Cinquante neufviesme nouvelle

Cette mesme dame, voyant que son mary trouvoit mauvais qu'elle avoit des serviteurs, desquelz elle passoit le temps (son honneur sauve), l'espia si bien, qu'elle s'apperceut de la bonne chere qu'il faisoit à une sienne femme de chambre, qu'elle gaingna, de sorte qu'accordant à son mary ce qu'il en pretendoit, le surprint finement en telle faute, que, pour la reparer, fut contraint lui confesser qu'il meritoit plus grande punition qu'elle; et, par ce moyen, vecut depuis à sa fantasye.

La dame de qui vous avez faict le compte, avoit espousé ung mary de bonne et antienne maison et riche gentil homme; et, par grande amityé de l'ung et de l'autre, se feit le mariage. Elle, qui estoit une des femmes du monde parlant aussi plaisamment, ne dissimulloit poinct à son mary qu'elle avoit des serviteurs, desquelz elle se mocquoit et passoit son temps, dont son mary avoit sa part du plaisir; mais, à la longue, cette vie luy fascha, car, d'un costé, il trouvoit mauvais qu'elle entretenoit longuement ceulx qu'il ne tenoit pour ses parens et amys, et, d'aultre costé, luy faschoit fort la despence qu'il estoit contrainct de faire pour entretenir sa gorgiaseté et pour suyvre la court. Parquoy, le plus souvent qu'il povoit, se retiroit en sa maison, où tant de compaignies l'alloient veoir, que sa despence n'amoindrissoit gueres en son mesnage; car sa femme, en quelque lieu qu'elle fust, trouvoit toujours moyens de passer son temps à quelques jeuz, à dances et à toutes choses, ausquelles honnestement les jeunes dames se peuvent exercer. Et quelquefoys que son mary luy disoit, en riant, que leur despence estoit trop grande, elle luy faisoit responce qu'elle l'asseuroit de ne le faire jamais coqu, mais ouy bien coquin, car elle aymoit si très fort les acoutremens, qu'il falloit qu'elle en eut des plus beaulx et riches qui fussent en la court: où son mary la menoit le moins qu'il povoit, et où elle faisoit tout son possible d'aller; et, pour ceste occasion, se rendoit toute complaisante à son mary, qui d'une chose plus difficille ne la vouloit pas refuser.

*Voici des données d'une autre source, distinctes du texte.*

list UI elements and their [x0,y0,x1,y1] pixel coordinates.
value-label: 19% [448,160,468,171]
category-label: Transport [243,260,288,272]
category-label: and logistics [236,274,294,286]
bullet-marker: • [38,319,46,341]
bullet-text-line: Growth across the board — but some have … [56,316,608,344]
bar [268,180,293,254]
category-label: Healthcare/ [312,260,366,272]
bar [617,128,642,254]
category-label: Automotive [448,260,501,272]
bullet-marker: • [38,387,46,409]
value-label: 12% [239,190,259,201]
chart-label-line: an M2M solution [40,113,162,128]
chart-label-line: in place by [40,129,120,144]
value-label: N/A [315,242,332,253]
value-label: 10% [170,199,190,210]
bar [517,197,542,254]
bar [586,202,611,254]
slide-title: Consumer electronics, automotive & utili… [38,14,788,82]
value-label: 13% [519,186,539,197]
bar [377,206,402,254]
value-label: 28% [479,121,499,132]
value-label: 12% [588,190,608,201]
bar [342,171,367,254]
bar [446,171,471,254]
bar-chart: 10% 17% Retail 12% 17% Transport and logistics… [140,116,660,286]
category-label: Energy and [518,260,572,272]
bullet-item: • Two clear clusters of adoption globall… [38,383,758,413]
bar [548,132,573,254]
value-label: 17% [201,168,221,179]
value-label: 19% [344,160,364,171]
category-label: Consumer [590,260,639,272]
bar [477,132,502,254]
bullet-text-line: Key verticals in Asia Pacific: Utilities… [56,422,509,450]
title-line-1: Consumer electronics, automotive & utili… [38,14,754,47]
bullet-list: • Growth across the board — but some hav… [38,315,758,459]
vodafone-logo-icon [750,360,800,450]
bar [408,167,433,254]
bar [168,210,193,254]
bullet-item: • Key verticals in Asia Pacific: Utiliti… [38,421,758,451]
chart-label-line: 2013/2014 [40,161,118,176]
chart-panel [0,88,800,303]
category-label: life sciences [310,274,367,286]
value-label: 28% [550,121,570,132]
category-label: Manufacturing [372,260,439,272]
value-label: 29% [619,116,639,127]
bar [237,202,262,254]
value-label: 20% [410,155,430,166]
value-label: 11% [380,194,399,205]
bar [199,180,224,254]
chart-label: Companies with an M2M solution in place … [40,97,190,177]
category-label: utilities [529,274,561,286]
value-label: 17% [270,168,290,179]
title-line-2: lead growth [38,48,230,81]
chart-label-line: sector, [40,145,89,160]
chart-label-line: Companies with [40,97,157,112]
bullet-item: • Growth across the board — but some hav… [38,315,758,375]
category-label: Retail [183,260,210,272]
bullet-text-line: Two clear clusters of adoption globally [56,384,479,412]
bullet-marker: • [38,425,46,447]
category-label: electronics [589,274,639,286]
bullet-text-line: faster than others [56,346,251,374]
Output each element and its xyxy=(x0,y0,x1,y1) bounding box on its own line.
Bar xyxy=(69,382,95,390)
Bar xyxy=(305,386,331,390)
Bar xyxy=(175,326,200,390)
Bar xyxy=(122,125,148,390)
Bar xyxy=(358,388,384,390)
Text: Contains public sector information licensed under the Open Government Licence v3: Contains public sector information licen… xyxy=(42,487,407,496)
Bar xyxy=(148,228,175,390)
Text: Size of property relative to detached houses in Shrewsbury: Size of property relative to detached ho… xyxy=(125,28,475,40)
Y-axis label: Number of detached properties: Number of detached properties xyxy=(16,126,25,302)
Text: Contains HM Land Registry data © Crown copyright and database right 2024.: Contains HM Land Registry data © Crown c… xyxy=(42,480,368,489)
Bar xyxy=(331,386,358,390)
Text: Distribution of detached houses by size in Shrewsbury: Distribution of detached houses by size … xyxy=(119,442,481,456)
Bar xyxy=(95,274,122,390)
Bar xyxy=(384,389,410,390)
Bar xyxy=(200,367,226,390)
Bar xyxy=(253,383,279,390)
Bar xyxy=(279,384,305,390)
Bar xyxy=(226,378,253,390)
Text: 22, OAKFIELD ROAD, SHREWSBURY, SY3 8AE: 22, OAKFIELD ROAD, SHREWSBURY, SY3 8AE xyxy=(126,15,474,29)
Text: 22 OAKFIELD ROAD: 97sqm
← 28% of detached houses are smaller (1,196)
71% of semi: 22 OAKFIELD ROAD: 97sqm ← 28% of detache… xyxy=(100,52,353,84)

Or, ung jour, voiant que toutes ses inventions ne le povoient gaingner à faire ce voiage de la court, s'apperceut qu'il faisoit fort bonne chere à une femme de chambre à chapperon qu'elle avoit, dont elle pensoit bien faire son proffict. Et retira à part ceste fille de chambre et l'interrogea si finement, tant par finesses que par menasses, que la fille luy confessa que, depuis qu'elle estoit en sa maison, il n'estoit jour que son maistre ne la sollicitast de l'aymer; mais qu'elle aymeroit mieulx mourir que de faire rien contre Dieu et son honneur; et encores veu l'honneur qu'elle luy avoit faict de la retirer en son service: qui seroit double meschanceté. Ceste dame, entendant la desloyauté de son mary, fut soubdain esmeue de despit et de joye, voiant que son mary; qui faisoit tant semblant de l'aymer, luy pourchassoit secretement telle honte en sa compaignye, combien qu'elle s'estimoit plus belle et de trop meilleure grace, que celle pour laquelle il la vouloit changer. Mais la joie estoit qu'elle esperoit prendre son mary en si grande faulte qu'il ne luy reprocheroit plus ses serviteurs ny le demeure de la court; et, pour y parvenir, pria ceste fille d'accorder petit à petit à son mary ce qu'il luy demandoit, avecq les conditions qu'elle lui dist. La fille en cuyda faire difficulté, mais, estant asseurée par sa maistresse de sa vie et de son honneur, accorda de faire tout ce qu'il lui plairoit.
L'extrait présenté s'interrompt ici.